A Cremona il primo condominio full digital

Il primo condominio digitale a Cremona

Nel condominio digitale ogni appartamento è raggiunto dalla fibra ottica così da garantire ai residenti una migliore qualità della vita. Nelle grandi metropoli questo non rappresenta una novità, ma a Cremona sì.

Il primo condominio full digital nella città del Torrazzo è stato inaugurato nei giorni scorsi in via Mosa, realizzato da Beltrami RE e Aemcom. La costruzione testimonia l’evoluzione del territorio verso la consapevolezza dei benefici della rete a connessione veloce e un cambiamento culturale-tecnologico che diventa elemento integrante di un’offerta immobiliare evoluta.

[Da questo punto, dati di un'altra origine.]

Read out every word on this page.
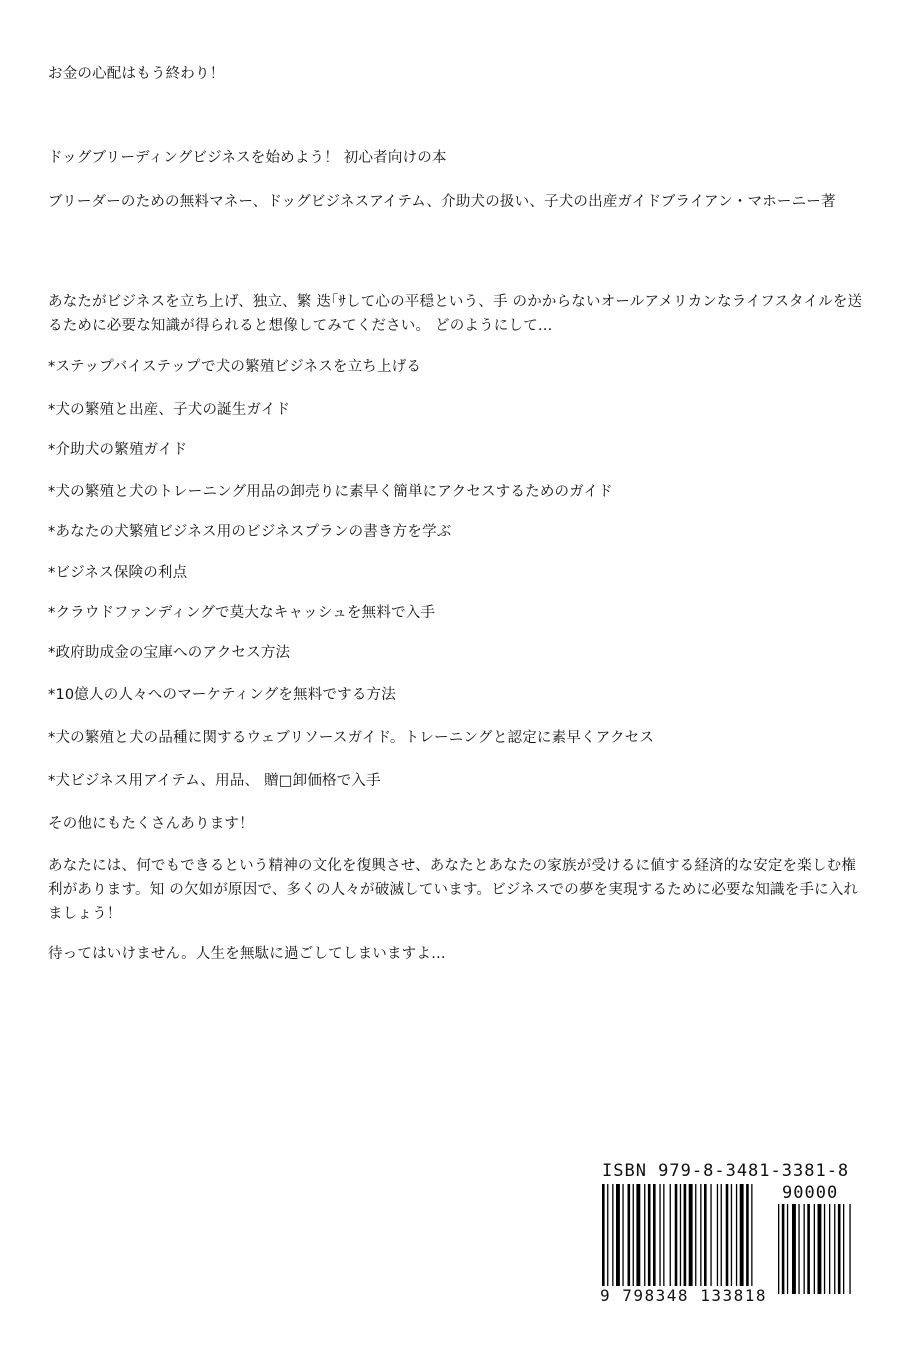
お金の心配はもう終わり！
ドッグブリーディングビジネスを始めよう！ 初心者向けの本
ブリーダーのための無料マネー、ドッグビジネスアイテム、介助犬の扱い、子犬の出産ガイドブライアン・マホーニー著
あなたがビジネスを立ち上げ、独立、繁 迭｢ｻして心の平穏という、手 のかからないオールアメリカンなライフスタイルを送るために必要な知識が得られると想像してみてください。 どのようにして…
*ステップバイステップで犬の繁殖ビジネスを立ち上げる
*犬の繁殖と出産、子犬の誕生ガイド
*介助犬の繁殖ガイド
*犬の繁殖と犬のトレーニング用品の卸売りに素早く簡単にアクセスするためのガイド
*あなたの犬繁殖ビジネス用のビジネスプランの書き方を学ぶ
*ビジネス保険の利点
*クラウドファンディングで莫大なキャッシュを無料で入手
*政府助成金の宝庫へのアクセス方法
*10億人の人々へのマーケティングを無料でする方法
*犬の繁殖と犬の品種に関するウェブリソースガイド。トレーニングと認定に素早くアクセス
*犬ビジネス用アイテム、用品、 贈□卸価格で入手
その他にもたくさんあります！
あなたには、何でもできるという精神の文化を復興させ、あなたとあなたの家族が受けるに値する経済的な安定を楽しむ権利があります。知 の欠如が原因で、多くの人々が破滅しています。ビジネスでの夢を実現するために必要な知識を手に入れましょう！
待ってはいけません。人生を無駄に過ごしてしまいますよ…
ISBN 979-8-3481-3381-8
90000
9 798348 133818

“Anche in un momento di crisi bisogna investire nella qualità per offrire soluzioni avanzate e di alto pregio anche nelle abitazioni”, ha affermato Carlo Beltrami, Presidente di Beltrami RE. La nuova residenza di via Mosa è un immobile curato in ogni dettaglio e vuole essere un eccellenza locale non solo per il design contemporaneo: una casa full digital, attenta all’ambiente e al risparmio energetico che, grazie alle soluzioni innovative proposte, come  l’utilizzo del teleriscaldamento e la presenza della connessione in fibra ottica, costituisce un valore nel tempo”.

La nuova residenza è caratterizzata da soluzioni costruttive e tecnologiche avanzate, come il cablaggio interno domestico che porta la fibra ottica direttamente nell’abitazione (fiber to the home) e la presenza di una bolla wi-fi autonoma preinstallata in ogni appartamento che evita possibili interferenze e garantisce prestazioni ottimali, permettendo l’adozione di servizi evoluti e innovativi.

“Abitazioni predisposte all’impiego della fibra ottica aprono la strada a una serie di possibili sperimentazioni sull’uso della banda ultra larga nelle aree urbane, adottando sistemi di automazione degli edifici e dei parcheggi e modelli di gestione dell’energia evoluti. Questo rappresenta un fondamentale impulso alla diffusione delle nuove tecnologie, che diventano patrimonio comune e fonte di valore per la collettività”, ha detto Mirko Grasselli, Presidente di Aemcom.

Il vantaggio della banda larga è che, superando tutti i limiti tecnologici e di performance legati agli impianti tradizionali e garantendo la massima velocità di trasmissione fino all’utente finale, permette l’introduzione non solo di telefonia e internet veloce, ma la possibilità di adottare sistemi di telesorveglianza e di domotica che caratterizzeranno la casa del futuro.